Türkiye’de son zamanlarda vicdanların kabul etmediği ve mevcut meri kanunların içerikleri ile bağdaşmayan birçok yargı kararı gündeme gelmektedir. Yargıtay, danıştay ve diğer yargı kuruluşu üyelerinin kendi aralarında gruplaştıkları, birçok siyasi tartışmada taraf oldukları ve hukuki kararlar verirken de tarafgir davrandıkları ortaya çıkmış bulunmaktadır. Bu durumu birçok kimse bağımsız yargı anlayışı ile bağdaştırmıyor. Ancak bunun mevcut hukuk düzenindeki bir sapma olarak ele alınması yanıltıcı olabilir. Çünkü mevcut hukuk düzeni, adaleti sağlamak üzere kurgulanmış değildir.

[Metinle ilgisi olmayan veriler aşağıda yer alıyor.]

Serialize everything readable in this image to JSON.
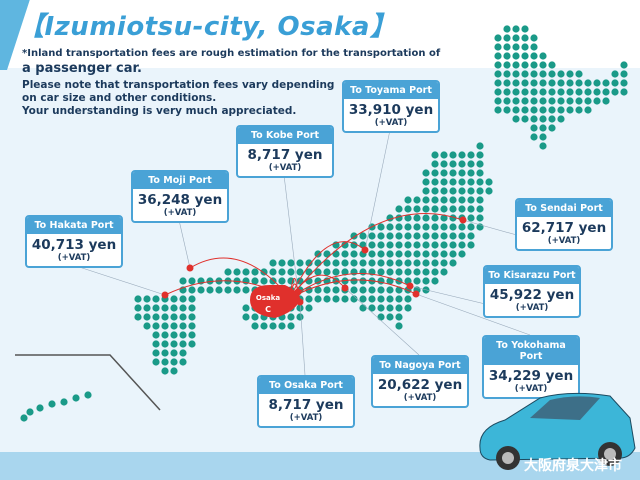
{
  "title": "【Izumiotsu-city, Osaka】",
  "notes": [
    "*Inland transportation fees are rough estimation for the transportation of",
    "a passenger car.",
    "Please note that transportation fees vary depending",
    "on car size and other conditions.",
    "Your understanding is very much appreciated."
  ],
  "origin": {
    "label": "Osaka",
    "marker": "C"
  },
  "ports": [
    {
      "name": "To Toyama Port",
      "price": "33,910 yen",
      "tax": "(+VAT)"
    },
    {
      "name": "To Kobe Port",
      "price": "8,717 yen",
      "tax": "(+VAT)"
    },
    {
      "name": "To Moji Port",
      "price": "36,248 yen",
      "tax": "(+VAT)"
    },
    {
      "name": "To Hakata Port",
      "price": "40,713 yen",
      "tax": "(+VAT)"
    },
    {
      "name": "To Sendai Port",
      "price": "62,717 yen",
      "tax": "(+VAT)"
    },
    {
      "name": "To Kisarazu Port",
      "price": "45,922 yen",
      "tax": "(+VAT)"
    },
    {
      "name": "To Yokohama Port",
      "price": "34,229 yen",
      "tax": "(+VAT)"
    },
    {
      "name": "To Nagoya Port",
      "price": "20,622 yen",
      "tax": "(+VAT)"
    },
    {
      "name": "To Osaka Port",
      "price": "8,717 yen",
      "tax": "(+VAT)"
    }
  ],
  "watermark": "大阪府泉大津市",
  "colors": {
    "accent": "#4aa3d6",
    "map_dots": "#1a9a88",
    "route": "#e0302c"
  }
}
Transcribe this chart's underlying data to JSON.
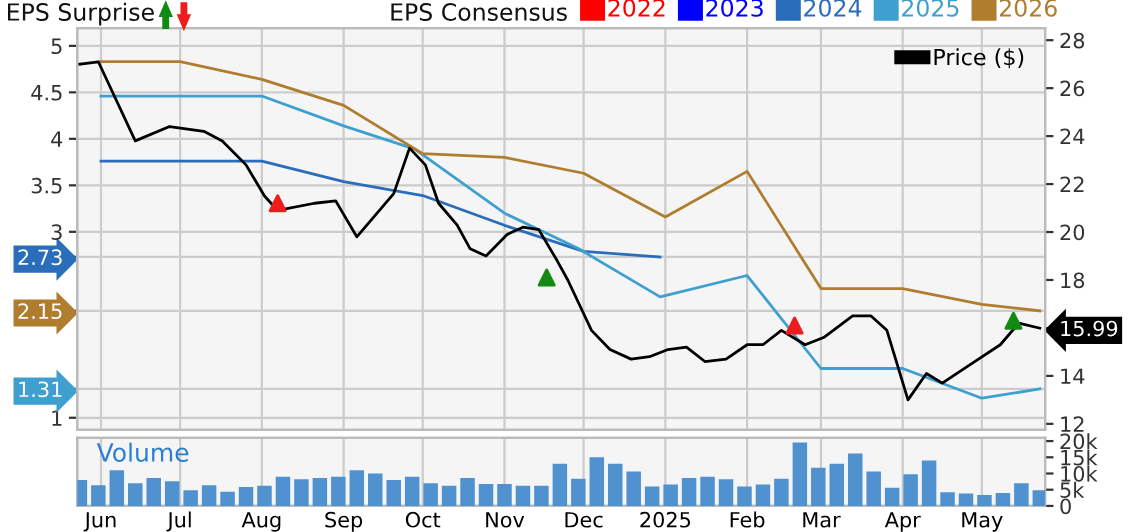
{
  "chart_data": [
    {
      "type": "line",
      "title": "EPS Surprise",
      "legend_title": "EPS Consensus",
      "legend": "top",
      "grid": true,
      "tick_labels": "y",
      "xlim": [
        "2024-05-23",
        "2025-05-25"
      ],
      "xticks": [
        {
          "value": "2024-06-01",
          "label": null
        },
        {
          "value": "2024-07-01",
          "label": null
        },
        {
          "value": "2024-08-01",
          "label": null
        },
        {
          "value": "2024-09-01",
          "label": null
        },
        {
          "value": "2024-10-01",
          "label": null
        },
        {
          "value": "2024-11-01",
          "label": null
        },
        {
          "value": "2024-12-01",
          "label": null
        },
        {
          "value": "2025-01-01",
          "label": null
        },
        {
          "value": "2025-02-01",
          "label": null
        },
        {
          "value": "2025-03-01",
          "label": null
        },
        {
          "value": "2025-04-01",
          "label": null
        },
        {
          "value": "2025-05-01",
          "label": null
        }
      ],
      "ylim": [
        0.87,
        5.19
      ],
      "yticks": [
        1,
        1.31,
        2.15,
        2.73,
        3,
        3.5,
        4,
        4.5,
        5
      ],
      "y2lim": [
        11.75,
        28.5
      ],
      "y2ticks": [
        12,
        14,
        15.99,
        18,
        20,
        22,
        24,
        26,
        28
      ],
      "series": [
        {
          "name": "2022",
          "color": "#ff0000"
        },
        {
          "name": "2023",
          "color": "#0000ff"
        },
        {
          "name": "2024",
          "color": "#2a6ebb",
          "x": [
            "2024-06-01",
            "2024-08-01",
            "2024-09-01",
            "2024-10-01",
            "2024-11-01",
            "2024-12-01",
            "2024-12-30"
          ],
          "values": [
            3.76,
            3.76,
            3.54,
            3.39,
            3.07,
            2.79,
            2.73
          ]
        },
        {
          "name": "2025",
          "color": "#3fa0d0",
          "x": [
            "2024-06-01",
            "2024-08-01",
            "2024-09-01",
            "2024-09-28",
            "2024-11-01",
            "2024-11-29",
            "2024-12-30",
            "2025-02-01",
            "2025-03-01",
            "2025-04-01",
            "2025-05-01",
            "2025-05-23"
          ],
          "values": [
            4.46,
            4.46,
            4.14,
            3.89,
            3.2,
            2.82,
            2.3,
            2.53,
            1.53,
            1.53,
            1.21,
            1.31
          ]
        },
        {
          "name": "2026",
          "color": "#b07d2f",
          "x": [
            "2024-06-01",
            "2024-07-01",
            "2024-08-01",
            "2024-09-01",
            "2024-10-01",
            "2024-11-01",
            "2024-12-01",
            "2025-01-01",
            "2025-02-01",
            "2025-03-01",
            "2025-04-01",
            "2025-05-01",
            "2025-05-23"
          ],
          "values": [
            4.83,
            4.83,
            4.64,
            4.36,
            3.84,
            3.8,
            3.63,
            3.16,
            3.65,
            2.39,
            2.39,
            2.22,
            2.15
          ]
        },
        {
          "name": "Price ($)",
          "color": "#000000",
          "axis": "y2",
          "x": [
            "2024-05-24",
            "2024-05-31",
            "2024-06-14",
            "2024-06-27",
            "2024-07-10",
            "2024-07-17",
            "2024-07-26",
            "2024-08-02",
            "2024-08-07",
            "2024-08-21",
            "2024-08-29",
            "2024-09-06",
            "2024-09-20",
            "2024-09-26",
            "2024-10-02",
            "2024-10-07",
            "2024-10-14",
            "2024-10-19",
            "2024-10-25",
            "2024-11-02",
            "2024-11-08",
            "2024-11-14",
            "2024-11-21",
            "2024-11-25",
            "2024-12-04",
            "2024-12-11",
            "2024-12-19",
            "2024-12-26",
            "2025-01-02",
            "2025-01-09",
            "2025-01-16",
            "2025-01-24",
            "2025-02-01",
            "2025-02-07",
            "2025-02-14",
            "2025-02-23",
            "2025-03-02",
            "2025-03-13",
            "2025-03-20",
            "2025-03-26",
            "2025-04-03",
            "2025-04-10",
            "2025-04-16",
            "2025-04-27",
            "2025-05-08",
            "2025-05-15",
            "2025-05-23"
          ],
          "values": [
            27.0,
            27.1,
            23.8,
            24.4,
            24.2,
            23.8,
            22.8,
            21.5,
            20.9,
            21.2,
            21.3,
            19.8,
            21.6,
            23.5,
            22.8,
            21.2,
            20.3,
            19.3,
            19.0,
            19.9,
            20.2,
            20.1,
            18.8,
            18.0,
            15.9,
            15.1,
            14.7,
            14.8,
            15.1,
            15.2,
            14.6,
            14.7,
            15.3,
            15.3,
            15.9,
            15.3,
            15.6,
            16.5,
            16.5,
            15.9,
            13.0,
            14.1,
            13.7,
            14.5,
            15.3,
            16.2,
            15.99
          ]
        },
        {
          "type": "scatter",
          "axis": "y2",
          "marker": "triangle",
          "x": [
            "2024-08-07",
            "2024-11-17",
            "2025-02-19",
            "2025-05-13"
          ],
          "values": [
            21.2,
            18.1,
            16.1,
            16.3
          ],
          "colors": [
            "#ee1c1c",
            "#138a13",
            "#ee1c1c",
            "#138a13"
          ]
        }
      ]
    },
    {
      "type": "bar",
      "title": "Volume",
      "grid": "x",
      "xlim": [
        "2024-05-23",
        "2025-05-25"
      ],
      "xticks": [
        {
          "value": "2024-06-01",
          "label": "Jun"
        },
        {
          "value": "2024-07-01",
          "label": "Jul"
        },
        {
          "value": "2024-08-01",
          "label": "Aug"
        },
        {
          "value": "2024-09-01",
          "label": "Sep"
        },
        {
          "value": "2024-10-01",
          "label": "Oct"
        },
        {
          "value": "2024-11-01",
          "label": "Nov"
        },
        {
          "value": "2024-12-01",
          "label": "Dec"
        },
        {
          "value": "2025-01-01",
          "label": "2025"
        },
        {
          "value": "2025-02-01",
          "label": "Feb"
        },
        {
          "value": "2025-03-01",
          "label": "Mar"
        },
        {
          "value": "2025-04-01",
          "label": "Apr"
        },
        {
          "value": "2025-05-01",
          "label": "May"
        }
      ],
      "y2lim": [
        0,
        21000
      ],
      "y2ticks": [
        0,
        {
          "value": 5000,
          "label": "5k"
        },
        {
          "value": 10000,
          "label": "10k"
        },
        {
          "value": 15000,
          "label": "15k"
        },
        {
          "value": 20000,
          "label": "20k"
        }
      ],
      "series": [
        {
          "color": "#4f92cf",
          "axis": "y2",
          "x": [
            "2024-05-24",
            "2024-05-31",
            "2024-06-07",
            "2024-06-14",
            "2024-06-21",
            "2024-06-28",
            "2024-07-05",
            "2024-07-12",
            "2024-07-19",
            "2024-07-26",
            "2024-08-02",
            "2024-08-09",
            "2024-08-16",
            "2024-08-23",
            "2024-08-30",
            "2024-09-06",
            "2024-09-13",
            "2024-09-20",
            "2024-09-27",
            "2024-10-04",
            "2024-10-11",
            "2024-10-18",
            "2024-10-25",
            "2024-11-01",
            "2024-11-08",
            "2024-11-15",
            "2024-11-22",
            "2024-11-29",
            "2024-12-06",
            "2024-12-13",
            "2024-12-20",
            "2024-12-27",
            "2025-01-03",
            "2025-01-10",
            "2025-01-17",
            "2025-01-24",
            "2025-01-31",
            "2025-02-07",
            "2025-02-14",
            "2025-02-21",
            "2025-02-28",
            "2025-03-07",
            "2025-03-14",
            "2025-03-21",
            "2025-03-28",
            "2025-04-04",
            "2025-04-11",
            "2025-04-18",
            "2025-04-25",
            "2025-05-02",
            "2025-05-09",
            "2025-05-16",
            "2025-05-23"
          ],
          "values": [
            8000,
            6400,
            11000,
            7000,
            8600,
            7600,
            4800,
            6400,
            4400,
            5800,
            6200,
            9000,
            8200,
            8600,
            9000,
            11000,
            10000,
            8000,
            9000,
            7000,
            6200,
            8600,
            6800,
            6800,
            6200,
            6200,
            13000,
            8400,
            15000,
            13000,
            10600,
            6000,
            6600,
            8600,
            9000,
            8200,
            6000,
            6600,
            8400,
            19600,
            11800,
            13000,
            16200,
            10600,
            5600,
            9800,
            14000,
            4200,
            3800,
            3400,
            4000,
            7000,
            4800
          ]
        }
      ]
    }
  ]
}
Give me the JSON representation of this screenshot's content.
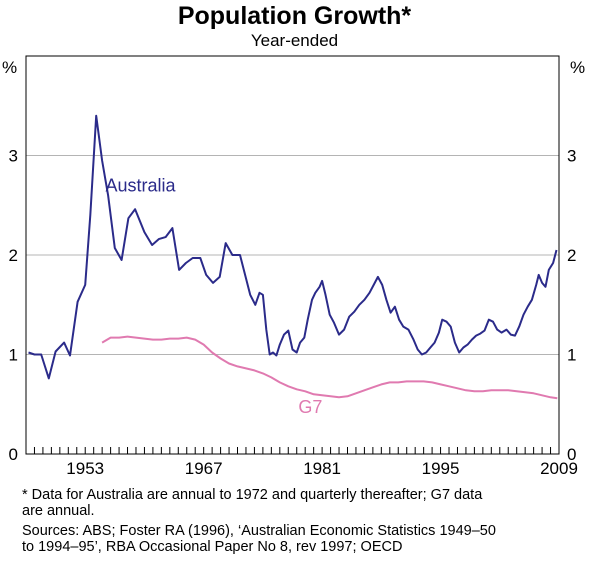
{
  "chart_data": {
    "type": "line",
    "title": "Population Growth*",
    "subtitle": "Year-ended",
    "ylabel_left": "%",
    "ylabel_right": "%",
    "ylim": [
      0,
      4
    ],
    "xlim": [
      1946,
      2009
    ],
    "yticks": [
      0,
      1,
      2,
      3
    ],
    "xtick_labels": [
      {
        "year": 1953,
        "label": "1953"
      },
      {
        "year": 1967,
        "label": "1967"
      },
      {
        "year": 1981,
        "label": "1981"
      },
      {
        "year": 1995,
        "label": "1995"
      },
      {
        "year": 2009,
        "label": "2009"
      }
    ],
    "grid": true,
    "series": [
      {
        "name": "Australia",
        "color": "#2b2b8a",
        "points": [
          [
            1946.3,
            1.02
          ],
          [
            1947,
            1.0
          ],
          [
            1947.8,
            1.0
          ],
          [
            1948.7,
            0.76
          ],
          [
            1949.5,
            1.03
          ],
          [
            1950.5,
            1.12
          ],
          [
            1951.2,
            0.99
          ],
          [
            1952.1,
            1.53
          ],
          [
            1953.0,
            1.7
          ],
          [
            1953.6,
            2.4
          ],
          [
            1954.3,
            3.4
          ],
          [
            1955.0,
            2.95
          ],
          [
            1955.7,
            2.6
          ],
          [
            1956.5,
            2.07
          ],
          [
            1957.3,
            1.95
          ],
          [
            1958.1,
            2.37
          ],
          [
            1958.9,
            2.46
          ],
          [
            1960.0,
            2.23
          ],
          [
            1960.9,
            2.1
          ],
          [
            1961.7,
            2.16
          ],
          [
            1962.5,
            2.18
          ],
          [
            1963.3,
            2.27
          ],
          [
            1964.1,
            1.85
          ],
          [
            1964.9,
            1.92
          ],
          [
            1965.7,
            1.97
          ],
          [
            1966.6,
            1.97
          ],
          [
            1967.3,
            1.8
          ],
          [
            1968.1,
            1.72
          ],
          [
            1968.9,
            1.78
          ],
          [
            1969.6,
            2.12
          ],
          [
            1970.4,
            2.0
          ],
          [
            1971.3,
            2.0
          ],
          [
            1971.9,
            1.8
          ],
          [
            1972.5,
            1.6
          ],
          [
            1973.1,
            1.5
          ],
          [
            1973.6,
            1.62
          ],
          [
            1974.0,
            1.6
          ],
          [
            1974.4,
            1.25
          ],
          [
            1974.8,
            1.0
          ],
          [
            1975.2,
            1.02
          ],
          [
            1975.6,
            0.99
          ],
          [
            1976.0,
            1.1
          ],
          [
            1976.5,
            1.2
          ],
          [
            1977.0,
            1.24
          ],
          [
            1977.5,
            1.05
          ],
          [
            1978.0,
            1.02
          ],
          [
            1978.4,
            1.12
          ],
          [
            1978.9,
            1.17
          ],
          [
            1979.3,
            1.35
          ],
          [
            1979.8,
            1.55
          ],
          [
            1980.2,
            1.62
          ],
          [
            1980.7,
            1.68
          ],
          [
            1981.0,
            1.74
          ],
          [
            1981.4,
            1.6
          ],
          [
            1981.9,
            1.4
          ],
          [
            1982.4,
            1.32
          ],
          [
            1983.0,
            1.2
          ],
          [
            1983.6,
            1.25
          ],
          [
            1984.2,
            1.38
          ],
          [
            1984.8,
            1.43
          ],
          [
            1985.4,
            1.5
          ],
          [
            1986.0,
            1.55
          ],
          [
            1986.6,
            1.62
          ],
          [
            1987.1,
            1.7
          ],
          [
            1987.6,
            1.78
          ],
          [
            1988.1,
            1.7
          ],
          [
            1988.6,
            1.55
          ],
          [
            1989.1,
            1.42
          ],
          [
            1989.6,
            1.48
          ],
          [
            1990.1,
            1.35
          ],
          [
            1990.6,
            1.28
          ],
          [
            1991.2,
            1.25
          ],
          [
            1991.8,
            1.15
          ],
          [
            1992.3,
            1.05
          ],
          [
            1992.8,
            1.0
          ],
          [
            1993.3,
            1.02
          ],
          [
            1993.8,
            1.07
          ],
          [
            1994.3,
            1.12
          ],
          [
            1994.8,
            1.22
          ],
          [
            1995.2,
            1.35
          ],
          [
            1995.7,
            1.33
          ],
          [
            1996.2,
            1.28
          ],
          [
            1996.7,
            1.12
          ],
          [
            1997.2,
            1.02
          ],
          [
            1997.7,
            1.07
          ],
          [
            1998.2,
            1.1
          ],
          [
            1998.7,
            1.15
          ],
          [
            1999.2,
            1.19
          ],
          [
            1999.7,
            1.21
          ],
          [
            2000.2,
            1.24
          ],
          [
            2000.7,
            1.35
          ],
          [
            2001.2,
            1.33
          ],
          [
            2001.7,
            1.25
          ],
          [
            2002.2,
            1.22
          ],
          [
            2002.8,
            1.25
          ],
          [
            2003.3,
            1.2
          ],
          [
            2003.8,
            1.19
          ],
          [
            2004.3,
            1.28
          ],
          [
            2004.8,
            1.4
          ],
          [
            2005.3,
            1.48
          ],
          [
            2005.8,
            1.55
          ],
          [
            2006.3,
            1.7
          ],
          [
            2006.6,
            1.8
          ],
          [
            2007.0,
            1.72
          ],
          [
            2007.4,
            1.68
          ],
          [
            2007.8,
            1.85
          ],
          [
            2008.3,
            1.92
          ],
          [
            2008.7,
            2.05
          ]
        ]
      },
      {
        "name": "G7",
        "color": "#e07ab0",
        "points": [
          [
            1955.0,
            1.12
          ],
          [
            1956,
            1.17
          ],
          [
            1957,
            1.17
          ],
          [
            1958,
            1.18
          ],
          [
            1959,
            1.17
          ],
          [
            1960,
            1.16
          ],
          [
            1961,
            1.15
          ],
          [
            1962,
            1.15
          ],
          [
            1963,
            1.16
          ],
          [
            1964,
            1.16
          ],
          [
            1965,
            1.17
          ],
          [
            1966,
            1.15
          ],
          [
            1967,
            1.1
          ],
          [
            1968,
            1.02
          ],
          [
            1969,
            0.96
          ],
          [
            1970,
            0.91
          ],
          [
            1971,
            0.88
          ],
          [
            1972,
            0.86
          ],
          [
            1973,
            0.84
          ],
          [
            1974,
            0.81
          ],
          [
            1975,
            0.77
          ],
          [
            1976,
            0.72
          ],
          [
            1977,
            0.68
          ],
          [
            1978,
            0.65
          ],
          [
            1979,
            0.63
          ],
          [
            1980,
            0.6
          ],
          [
            1981,
            0.59
          ],
          [
            1982,
            0.58
          ],
          [
            1983,
            0.57
          ],
          [
            1984,
            0.58
          ],
          [
            1985,
            0.61
          ],
          [
            1986,
            0.64
          ],
          [
            1987,
            0.67
          ],
          [
            1988,
            0.7
          ],
          [
            1989,
            0.72
          ],
          [
            1990,
            0.72
          ],
          [
            1991,
            0.73
          ],
          [
            1992,
            0.73
          ],
          [
            1993,
            0.73
          ],
          [
            1994,
            0.72
          ],
          [
            1995,
            0.7
          ],
          [
            1996,
            0.68
          ],
          [
            1997,
            0.66
          ],
          [
            1998,
            0.64
          ],
          [
            1999,
            0.63
          ],
          [
            2000,
            0.63
          ],
          [
            2001,
            0.64
          ],
          [
            2002,
            0.64
          ],
          [
            2003,
            0.64
          ],
          [
            2004,
            0.63
          ],
          [
            2005,
            0.62
          ],
          [
            2006,
            0.61
          ],
          [
            2007,
            0.59
          ],
          [
            2008,
            0.57
          ],
          [
            2008.8,
            0.56
          ]
        ]
      }
    ],
    "annotations": [
      {
        "text": "Australia",
        "series": 0,
        "x": 1955.4,
        "y": 2.64
      },
      {
        "text": "G7",
        "series": 1,
        "x": 1978.2,
        "y": 0.41
      }
    ]
  },
  "footnotes": [
    "*  Data for Australia are annual to 1972 and quarterly thereafter; G7 data",
    "    are annual.",
    "Sources: ABS; Foster RA (1996), ‘Australian Economic Statistics 1949–50",
    "    to 1994–95’, RBA Occasional Paper No 8, rev 1997; OECD"
  ]
}
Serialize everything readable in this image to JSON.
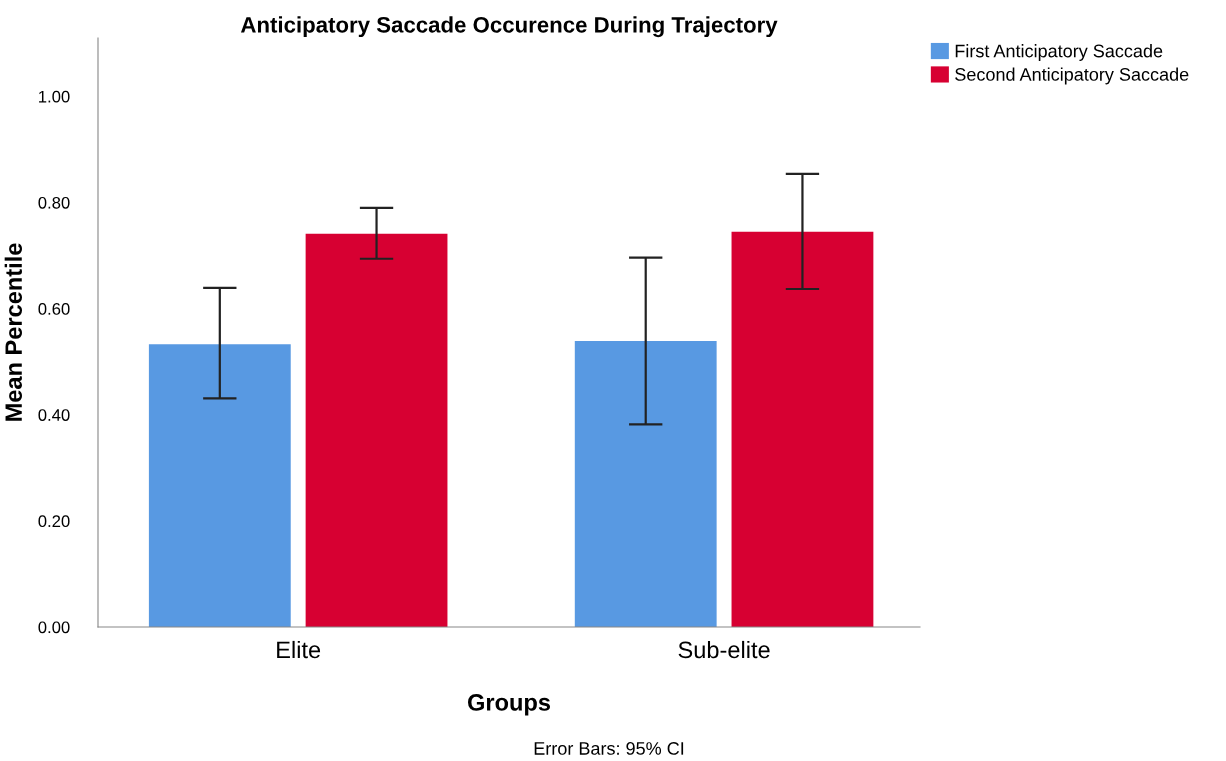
{
  "chart_data": {
    "type": "bar",
    "title": "Anticipatory Saccade Occurence During Trajectory",
    "xlabel": "Groups",
    "ylabel": "Mean Percentile",
    "categories": [
      "Elite",
      "Sub-elite"
    ],
    "series": [
      {
        "name": "First Anticipatory Saccade",
        "color": "#5899e2",
        "values": [
          0.533,
          0.539
        ],
        "errors": [
          [
            0.431,
            0.639
          ],
          [
            0.382,
            0.696
          ]
        ]
      },
      {
        "name": "Second Anticipatory Saccade",
        "color": "#d70032",
        "values": [
          0.741,
          0.745
        ],
        "errors": [
          [
            0.694,
            0.79
          ],
          [
            0.637,
            0.854
          ]
        ]
      }
    ],
    "ylim": [
      0,
      1.11
    ],
    "yticks": [
      {
        "value": 0,
        "label": "0.00"
      },
      {
        "value": 0.2,
        "label": "0.20"
      },
      {
        "value": 0.4,
        "label": "0.40"
      },
      {
        "value": 0.6,
        "label": "0.60"
      },
      {
        "value": 0.8,
        "label": "0.80"
      },
      {
        "value": 1.0,
        "label": "1.00"
      }
    ],
    "grid": false,
    "legend": "top right",
    "annotations": [
      "Error Bars: 95% CI"
    ]
  }
}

Modern hukuk düzenleri, toplumsal düzeni, kamusal alanı koruma ve kollamak üzere kurgulanmıştır. Durum böyle olunca, bu kurumların üyeleri adil davranan hakimler olarak kendilerini göstermezler; işgal ettikleri iktidar alanının temsilcileri olarak kendilerini ifade ederler. Böylece muktedir güçlerle birlikte öremcek ağı denilen yazılı kanunları çekinmeden çiğnerler. Çünkü yargı mensupları bürokratik işleyişin bir uzantısı olarak güç savaşlarının yargıdaki uzantılarıdır. Bundan dolayı yargı sistemi kolaylıkla delinmektedir. Örümcek ağı gibi sadece madun ve güçsüz kesimleri engellemektedir. Güçlü ve ceberutların yolunu ise açmaktadır.